La Convenzione sui diritti delle persone con disabilità è stata adottata dalle Nazioni Unite nel 2006, in Italia ratificata nel 2009. È il primo trattato internazionale legalmente vincolante che stabilisce gli obblighi degli Stati aderenti nel promuovere e proteggere i diritti fondamentali delle persone con disabilità. I primi 30 articoli individuano questi diritti, che sono gli stessi delle persone senza disabilità ma che non sempre sono garantiti: uguaglianza, sicurezza, formazione, occupazione, non discriminazione, partecipazione, accessibilità e libertà. Gli articoli dal 31 al 50 riguardano l’applicazione dei principi e gli obblighi degli Stati che l’hanno adottata.
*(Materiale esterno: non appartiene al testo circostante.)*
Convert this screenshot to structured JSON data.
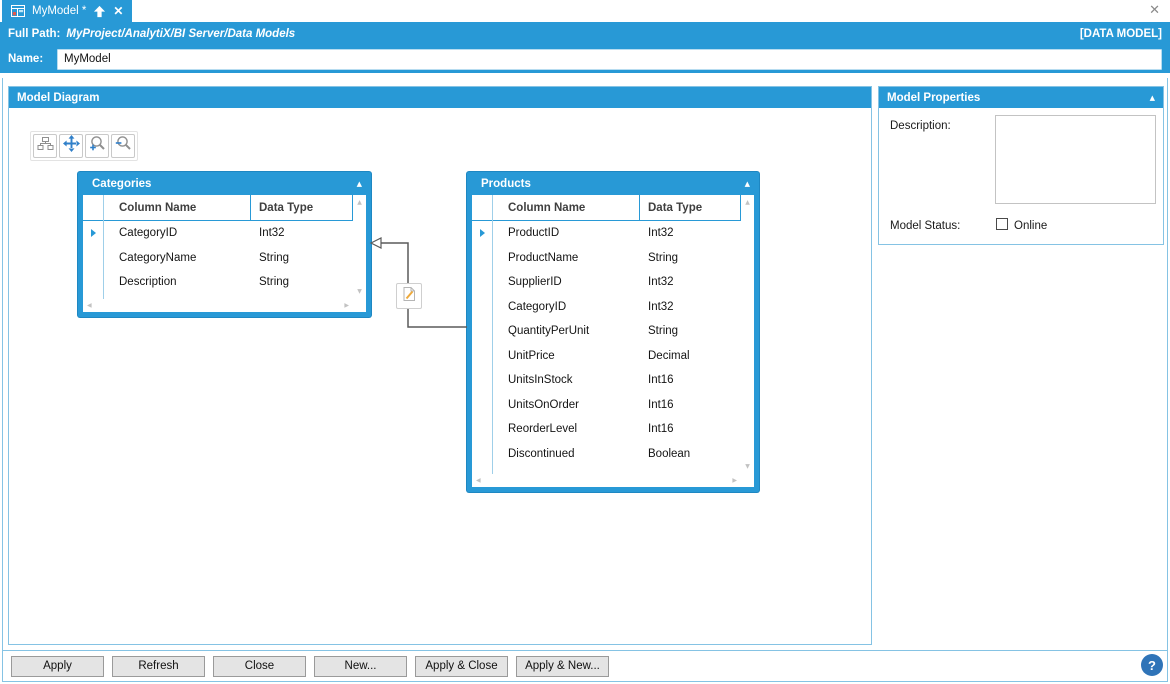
{
  "colors": {
    "accent": "#2899d6",
    "panel_border": "#85c3e4",
    "connector": "#5a5a5a",
    "help_button": "#2f74b8"
  },
  "window": {
    "close_glyph": "✕"
  },
  "tab": {
    "label": "MyModel *",
    "close_glyph": "✕",
    "icons": [
      "data-model-icon",
      "navigate-up-icon",
      "close-icon"
    ]
  },
  "path_bar": {
    "label": "Full Path:",
    "value": "MyProject/AnalytiX/BI Server/Data Models",
    "type_badge": "[DATA MODEL]"
  },
  "name_row": {
    "label": "Name:",
    "value": "MyModel"
  },
  "diagram_panel": {
    "title": "Model Diagram",
    "toolbar_icons": [
      "auto-layout-icon",
      "pan-icon",
      "zoom-in-icon",
      "zoom-out-icon"
    ],
    "tables": {
      "categories": {
        "title": "Categories",
        "column_headers": [
          "Column Name",
          "Data Type"
        ],
        "rows": [
          {
            "name": "CategoryID",
            "type": "Int32"
          },
          {
            "name": "CategoryName",
            "type": "String"
          },
          {
            "name": "Description",
            "type": "String"
          }
        ]
      },
      "products": {
        "title": "Products",
        "column_headers": [
          "Column Name",
          "Data Type"
        ],
        "rows": [
          {
            "name": "ProductID",
            "type": "Int32"
          },
          {
            "name": "ProductName",
            "type": "String"
          },
          {
            "name": "SupplierID",
            "type": "Int32"
          },
          {
            "name": "CategoryID",
            "type": "Int32"
          },
          {
            "name": "QuantityPerUnit",
            "type": "String"
          },
          {
            "name": "UnitPrice",
            "type": "Decimal"
          },
          {
            "name": "UnitsInStock",
            "type": "Int16"
          },
          {
            "name": "UnitsOnOrder",
            "type": "Int16"
          },
          {
            "name": "ReorderLevel",
            "type": "Int16"
          },
          {
            "name": "Discontinued",
            "type": "Boolean"
          }
        ]
      }
    },
    "relationship_badge_icon": "edit-relationship-icon"
  },
  "properties_panel": {
    "title": "Model Properties",
    "description_label": "Description:",
    "description_value": "",
    "status_label": "Model Status:",
    "status_option": "Online",
    "status_checked": false
  },
  "footer": {
    "buttons": [
      {
        "label": "Apply",
        "name": "apply-button"
      },
      {
        "label": "Refresh",
        "name": "refresh-button"
      },
      {
        "label": "Close",
        "name": "close-button"
      },
      {
        "label": "New...",
        "name": "new-button"
      },
      {
        "label": "Apply & Close",
        "name": "apply-close-button"
      },
      {
        "label": "Apply & New...",
        "name": "apply-new-button"
      }
    ],
    "help_glyph": "?"
  }
}
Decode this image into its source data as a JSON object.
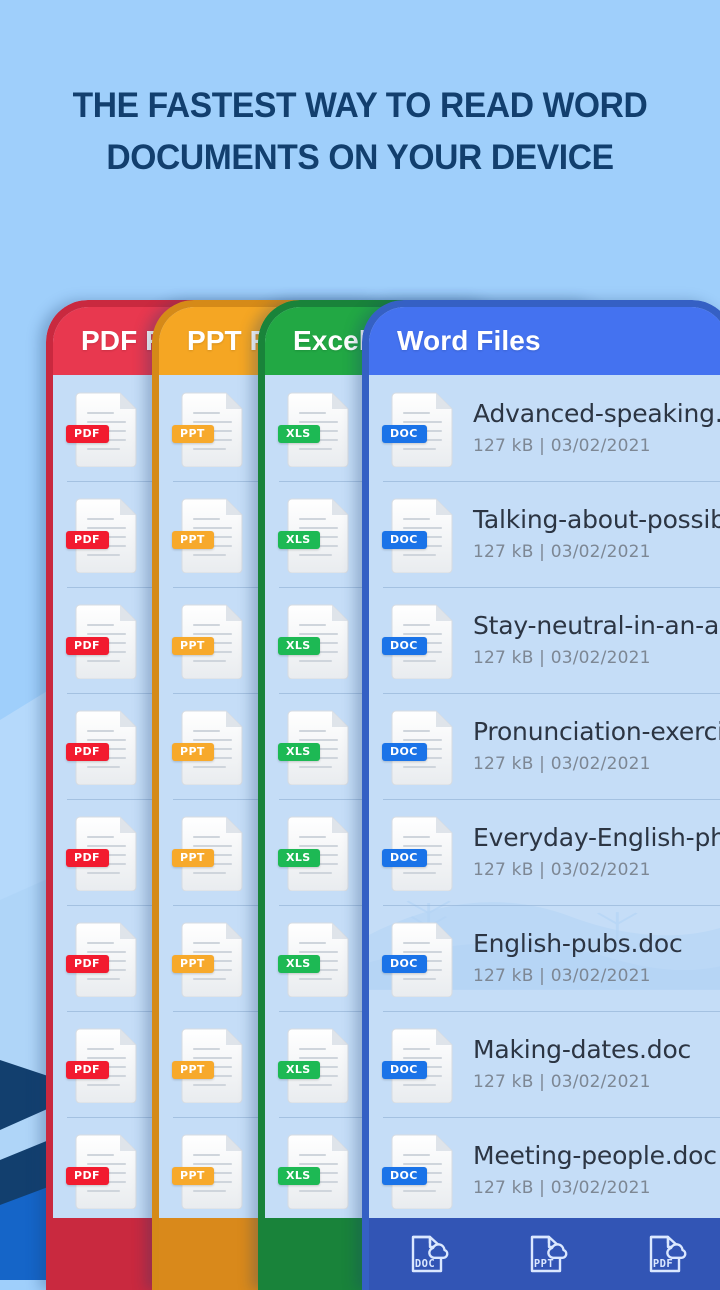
{
  "headline": {
    "line1": "THE FASTEST WAY TO READ WORD",
    "line2": "DOCUMENTS ON YOUR DEVICE",
    "color": "#123f6e"
  },
  "background": {
    "sky": "#9fcffb",
    "hill_light": "#bcdcfb",
    "hill_mid": "#8ebdee",
    "hill_dark": "#123f6e",
    "hill_accent": "#1565c8"
  },
  "cards": [
    {
      "id": "pdf",
      "title": "PDF Files",
      "accent": "#e8384f",
      "bezel": "#c9293f",
      "badge_label": "PDF",
      "badge_color": "#f21b2f",
      "bottom_bar": "#c9293f"
    },
    {
      "id": "ppt",
      "title": "PPT Files",
      "accent": "#f5a623",
      "bezel": "#d58a18",
      "badge_label": "PPT",
      "badge_color": "#f7a92b",
      "bottom_bar": "#d9891b"
    },
    {
      "id": "excel",
      "title": "Excel Files",
      "accent": "#22a844",
      "bezel": "#19833a",
      "badge_label": "XLS",
      "badge_color": "#1db954",
      "bottom_bar": "#19833a"
    },
    {
      "id": "word",
      "title": "Word Files",
      "accent": "#4472f0",
      "bezel": "#3560c4",
      "badge_label": "DOC",
      "badge_color": "#1a73e8",
      "bottom_bar": "#3255b5"
    }
  ],
  "word_files": [
    {
      "name": "Advanced-speaking.doc",
      "meta": "127 kB | 03/02/2021"
    },
    {
      "name": "Talking-about-possibility.doc",
      "meta": "127 kB | 03/02/2021"
    },
    {
      "name": "Stay-neutral-in-an-argument.doc",
      "meta": "127 kB | 03/02/2021"
    },
    {
      "name": "Pronunciation-exercise.doc",
      "meta": "127 kB | 03/02/2021"
    },
    {
      "name": "Everyday-English-phrases.doc",
      "meta": "127 kB | 03/02/2021"
    },
    {
      "name": "English-pubs.doc",
      "meta": "127 kB | 03/02/2021"
    },
    {
      "name": "Making-dates.doc",
      "meta": "127 kB | 03/02/2021"
    },
    {
      "name": "Meeting-people.doc",
      "meta": "127 kB | 03/02/2021"
    }
  ],
  "bottom_nav": {
    "items": [
      {
        "label": "DOC",
        "icon": "doc-cloud-icon"
      },
      {
        "label": "PPT",
        "icon": "ppt-cloud-icon"
      },
      {
        "label": "PDF",
        "icon": "pdf-cloud-icon"
      }
    ]
  },
  "stacked_nav_label": "DOC"
}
Nel commento all’articolo 1 – promuovere, proteggere e garantire il pieno e uguale godimento di tutti i diritti umani e di tutte le forme di libertà fondamentali da parte delle persone con disabilità, e promuovere il rispetto per la loro intrinseca dignità – si mette in luce il cambio di paradigma promosso dalla Convenzione nell’approccio alla disabilità, che abbandona la dimensione dell’assistenzialismo in favore di quella dei diritti umani. Vengono spiegati i diversi approcci alla disabilità: quello caritatevole e quello medico non considerano le persone con disabilità titolari di diritti, ma soggetti destinatari di assistenza e incapaci di decidere. Invece nell’approccio sociale e in quello basato sui diritti umani, la disabilità non è più vista come una questione individuale, ma valutata come combinazione tra la condizione personale dell’individuo (che per esempio può avere una disabilità motoria o visiva) e le circostanze in cui vive (se deve affrontare per esempio atteggiamenti discriminatori o edifici inaccessibili). Una combinazione questa che influenza la partecipazione della persona nella società, quindi la disabilità è un’esperienza umana che tutti possono sperimentare.
L’articolo 6 è dedicato alle donne con disabilità, a rischio di ulteriore discriminazione a causa della razza, orientamento sessuale e classe sociale. Lo stesso può capitare ai minori, per cui l’articolo 7 ricorda che la “Convenzione sui diritti dell’infanzia e dell’adolescenza” sancisce il principio del superiore interesse del minore che va tenuto presente in tutte le decisioni che lo riguardano, sia nella sfera pubblica che privata. Nel minore con disabilità questo principio è prioritario nelle decisioni che riguardano, tra le altre cose, le cure, l’istruzione e la partecipazione sociale. L’ascolto del minore deve diventare, quindi, prioritario.
I dati sulla disabilità emergono nel commento all’articolo 32: in Italia sono quasi 13 milioni le persone con disabilità, cioè il 22% della popolazione (più di 1 su 5); in Europa sono 87 milioni; nel mondo 1,3 miliardi (una persona su 6), concentrati per l’80% nei Paesi in via di sviluppo. Qui la grave povertà non permette l’accesso al cibo e alle cure, con il rischio dunque di sviluppare disabilità; e viceversa le persone con disabilità non hanno spesso accesso alla scuola e al lavoro, versando quindi in condizioni di povertà. Un circolo vizioso tra povertà e disabilità che la cooperazione internazionale può aiutare a spezzare, realizzando invece uno sviluppo sostenibile.